Tuesday, 18 February 2014
In the Bookworm's Universe, reading crime novels is an exception rather than a rule. Deep down I feel that if you've read one whodunit, you've read them all, and it takes someone of awesome genius to take the genre to a higher level (e.g. Terry Pratchett. Some of the Discworld novels are, in fact, crime stories).
Having said that, I do not regret the decision to read and review M. G. Scarsbrook's Dream of the Dead (at the author's request). Yes, it may not be entirely my kind of a book. I'd probably find more pleasure in getting acquainted with some of his non-fiction titles (Scarsbrook seems to specialise in the history of the infamous Borgias). Still, the crime story was a decent read and it matched my mood at the time pretty well. Light, pleasant and gripping - I call that a fair deal.

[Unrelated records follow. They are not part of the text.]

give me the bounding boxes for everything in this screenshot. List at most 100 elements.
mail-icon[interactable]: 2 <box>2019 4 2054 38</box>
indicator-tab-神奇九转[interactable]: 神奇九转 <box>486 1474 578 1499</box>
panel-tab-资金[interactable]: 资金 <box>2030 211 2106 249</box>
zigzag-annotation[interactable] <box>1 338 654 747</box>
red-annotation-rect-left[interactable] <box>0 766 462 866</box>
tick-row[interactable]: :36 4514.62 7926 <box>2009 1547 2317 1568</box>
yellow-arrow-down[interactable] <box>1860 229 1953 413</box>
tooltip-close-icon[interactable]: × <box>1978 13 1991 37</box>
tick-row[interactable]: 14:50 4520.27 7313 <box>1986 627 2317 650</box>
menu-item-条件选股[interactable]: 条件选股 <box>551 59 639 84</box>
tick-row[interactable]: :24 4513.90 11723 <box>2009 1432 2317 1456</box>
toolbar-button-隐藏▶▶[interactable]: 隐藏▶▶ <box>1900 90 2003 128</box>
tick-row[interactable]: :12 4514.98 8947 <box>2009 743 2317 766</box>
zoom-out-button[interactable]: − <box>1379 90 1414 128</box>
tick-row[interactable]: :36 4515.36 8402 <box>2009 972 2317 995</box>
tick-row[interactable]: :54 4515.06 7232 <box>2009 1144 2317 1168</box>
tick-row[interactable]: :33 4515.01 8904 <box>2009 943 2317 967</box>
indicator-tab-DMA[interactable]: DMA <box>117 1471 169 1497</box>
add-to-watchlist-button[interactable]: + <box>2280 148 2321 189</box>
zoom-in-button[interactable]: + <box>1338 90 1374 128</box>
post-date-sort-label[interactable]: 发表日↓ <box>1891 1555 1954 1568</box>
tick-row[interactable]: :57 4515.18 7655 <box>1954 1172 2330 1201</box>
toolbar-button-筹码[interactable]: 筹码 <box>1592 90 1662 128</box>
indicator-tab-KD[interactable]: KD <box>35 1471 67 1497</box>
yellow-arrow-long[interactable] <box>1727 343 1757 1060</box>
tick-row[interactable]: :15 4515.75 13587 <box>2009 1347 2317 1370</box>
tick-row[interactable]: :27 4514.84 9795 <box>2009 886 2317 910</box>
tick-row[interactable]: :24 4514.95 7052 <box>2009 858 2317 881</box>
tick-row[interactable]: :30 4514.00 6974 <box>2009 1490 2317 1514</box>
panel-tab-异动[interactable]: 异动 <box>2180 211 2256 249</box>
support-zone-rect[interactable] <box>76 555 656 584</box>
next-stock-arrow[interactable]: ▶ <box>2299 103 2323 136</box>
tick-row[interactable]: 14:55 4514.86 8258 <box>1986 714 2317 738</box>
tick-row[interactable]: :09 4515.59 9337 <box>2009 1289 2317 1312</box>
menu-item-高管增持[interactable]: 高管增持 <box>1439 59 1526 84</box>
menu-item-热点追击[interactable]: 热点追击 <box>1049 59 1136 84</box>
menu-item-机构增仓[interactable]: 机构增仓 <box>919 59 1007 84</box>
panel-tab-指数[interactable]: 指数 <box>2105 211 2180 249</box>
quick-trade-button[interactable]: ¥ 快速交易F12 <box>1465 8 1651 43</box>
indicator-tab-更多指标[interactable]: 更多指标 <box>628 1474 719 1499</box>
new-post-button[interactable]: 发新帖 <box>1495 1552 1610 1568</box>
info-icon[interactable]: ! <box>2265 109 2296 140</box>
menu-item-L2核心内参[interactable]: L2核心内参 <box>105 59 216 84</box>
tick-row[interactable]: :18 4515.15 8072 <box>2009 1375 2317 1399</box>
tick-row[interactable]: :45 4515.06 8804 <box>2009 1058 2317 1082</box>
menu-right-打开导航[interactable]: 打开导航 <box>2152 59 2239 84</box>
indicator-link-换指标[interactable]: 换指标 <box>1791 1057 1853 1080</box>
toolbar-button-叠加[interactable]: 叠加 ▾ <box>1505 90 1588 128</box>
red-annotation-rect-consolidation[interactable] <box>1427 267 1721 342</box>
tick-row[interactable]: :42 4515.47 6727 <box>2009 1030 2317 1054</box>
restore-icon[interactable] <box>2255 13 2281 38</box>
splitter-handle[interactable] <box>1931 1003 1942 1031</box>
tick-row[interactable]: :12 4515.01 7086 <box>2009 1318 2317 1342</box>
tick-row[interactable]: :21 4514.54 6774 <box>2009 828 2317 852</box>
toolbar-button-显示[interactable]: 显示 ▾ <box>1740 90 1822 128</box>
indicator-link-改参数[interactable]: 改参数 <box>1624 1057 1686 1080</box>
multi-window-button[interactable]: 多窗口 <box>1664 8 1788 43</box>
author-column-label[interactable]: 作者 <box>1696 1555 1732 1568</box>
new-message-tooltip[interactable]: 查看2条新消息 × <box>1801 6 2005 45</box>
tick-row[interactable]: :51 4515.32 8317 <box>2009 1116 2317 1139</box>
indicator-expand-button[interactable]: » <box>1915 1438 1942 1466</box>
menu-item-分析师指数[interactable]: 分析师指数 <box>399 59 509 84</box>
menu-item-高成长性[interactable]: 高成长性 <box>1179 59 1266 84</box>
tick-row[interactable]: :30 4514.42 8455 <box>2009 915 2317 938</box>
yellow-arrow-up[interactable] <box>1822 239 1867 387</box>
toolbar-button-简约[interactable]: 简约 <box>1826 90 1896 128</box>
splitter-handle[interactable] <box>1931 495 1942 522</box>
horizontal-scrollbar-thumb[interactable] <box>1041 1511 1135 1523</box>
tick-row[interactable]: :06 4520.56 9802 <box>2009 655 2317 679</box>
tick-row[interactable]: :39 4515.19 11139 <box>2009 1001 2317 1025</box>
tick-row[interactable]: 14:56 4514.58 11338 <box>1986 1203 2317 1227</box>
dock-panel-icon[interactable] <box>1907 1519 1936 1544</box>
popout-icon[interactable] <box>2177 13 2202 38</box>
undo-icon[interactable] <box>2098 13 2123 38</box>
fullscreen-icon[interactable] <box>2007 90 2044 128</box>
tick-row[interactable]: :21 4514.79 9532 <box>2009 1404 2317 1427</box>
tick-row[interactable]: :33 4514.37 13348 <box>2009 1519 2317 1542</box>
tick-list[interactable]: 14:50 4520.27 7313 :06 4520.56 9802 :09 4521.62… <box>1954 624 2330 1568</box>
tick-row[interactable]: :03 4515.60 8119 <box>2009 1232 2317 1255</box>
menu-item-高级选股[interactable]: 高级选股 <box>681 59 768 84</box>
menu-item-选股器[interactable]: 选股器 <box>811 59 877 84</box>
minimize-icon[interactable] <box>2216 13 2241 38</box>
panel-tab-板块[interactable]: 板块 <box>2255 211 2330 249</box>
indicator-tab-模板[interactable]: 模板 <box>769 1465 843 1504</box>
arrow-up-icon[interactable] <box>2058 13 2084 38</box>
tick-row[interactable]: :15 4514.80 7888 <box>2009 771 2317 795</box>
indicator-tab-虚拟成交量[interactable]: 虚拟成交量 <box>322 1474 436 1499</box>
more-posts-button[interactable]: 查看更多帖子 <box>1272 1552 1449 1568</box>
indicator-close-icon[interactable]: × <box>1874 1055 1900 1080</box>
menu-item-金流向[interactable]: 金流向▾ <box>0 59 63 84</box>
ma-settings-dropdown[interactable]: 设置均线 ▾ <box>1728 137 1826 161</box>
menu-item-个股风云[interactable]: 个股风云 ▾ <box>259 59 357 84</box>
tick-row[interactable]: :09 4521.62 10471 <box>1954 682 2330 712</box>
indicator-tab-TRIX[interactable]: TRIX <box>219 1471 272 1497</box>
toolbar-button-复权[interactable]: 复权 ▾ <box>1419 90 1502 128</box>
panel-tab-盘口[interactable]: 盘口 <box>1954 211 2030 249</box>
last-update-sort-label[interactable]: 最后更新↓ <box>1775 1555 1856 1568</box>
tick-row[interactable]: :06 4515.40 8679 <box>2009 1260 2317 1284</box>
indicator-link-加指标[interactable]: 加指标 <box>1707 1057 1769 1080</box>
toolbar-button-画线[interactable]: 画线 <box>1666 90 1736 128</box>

Dream of the Dead kept me captivated throughout all of its 270 pages. A fast-paced, seamlessly forged story, with a likeable protagonist and occasional linguistic pyrotechnics. Scarsbrook's command of language is quite impressive, although I admit that occasionally I muttered a half-laughing 'show-off!' under my breath. Kallipygous, dear author? I happen to have studied classics and to me the word is both familiar and of sentimental value, but for an average bestseller-consumer it might be a bit of an oversell. Seriously though, when it comes to pure wordsmithing, Dream of the Dead is spotless.
The plot is... well, phrases like 'regular', 'technically correct', 'fairly decent' keep milling through my head; none of them hits the bull's-eye, but together they paint a more or less accurate picture. On first reading, I could find no major holes in the storyline (and believe me, I looked hard), which is always a good thing. A suicide turns out to be more than it seems, soon there are more corpses, more suspects and many more complications. The protagonist has a History, which flashes through the pages and hints at more books coming soon. Add a dash of corrupted officialdom, a drop of the supernatural and you end up with quite a digestible mix. Fair enough. Entertaining. Not sugary-sentimental (thank you, thank you oh-so-much for not developing the romantic potential!).
It might be just my prejudice against crime novels in general that prompts some distinct feelings of insatiateness. Dream of the Dead is nice enough, but there's nothing extraordinary about it - there, I've said it. It stays 100% within the genre, not straying an inch off the beaten path. Judging by the linguistic prowess, the author is capable of so much more...
Then again, we all have to eat. I'm fairly certain that whodunits sell better than historical biographies. Plus, most people probably expect a crime story to be just that, nothing more. They, at least, should be completely satisfied.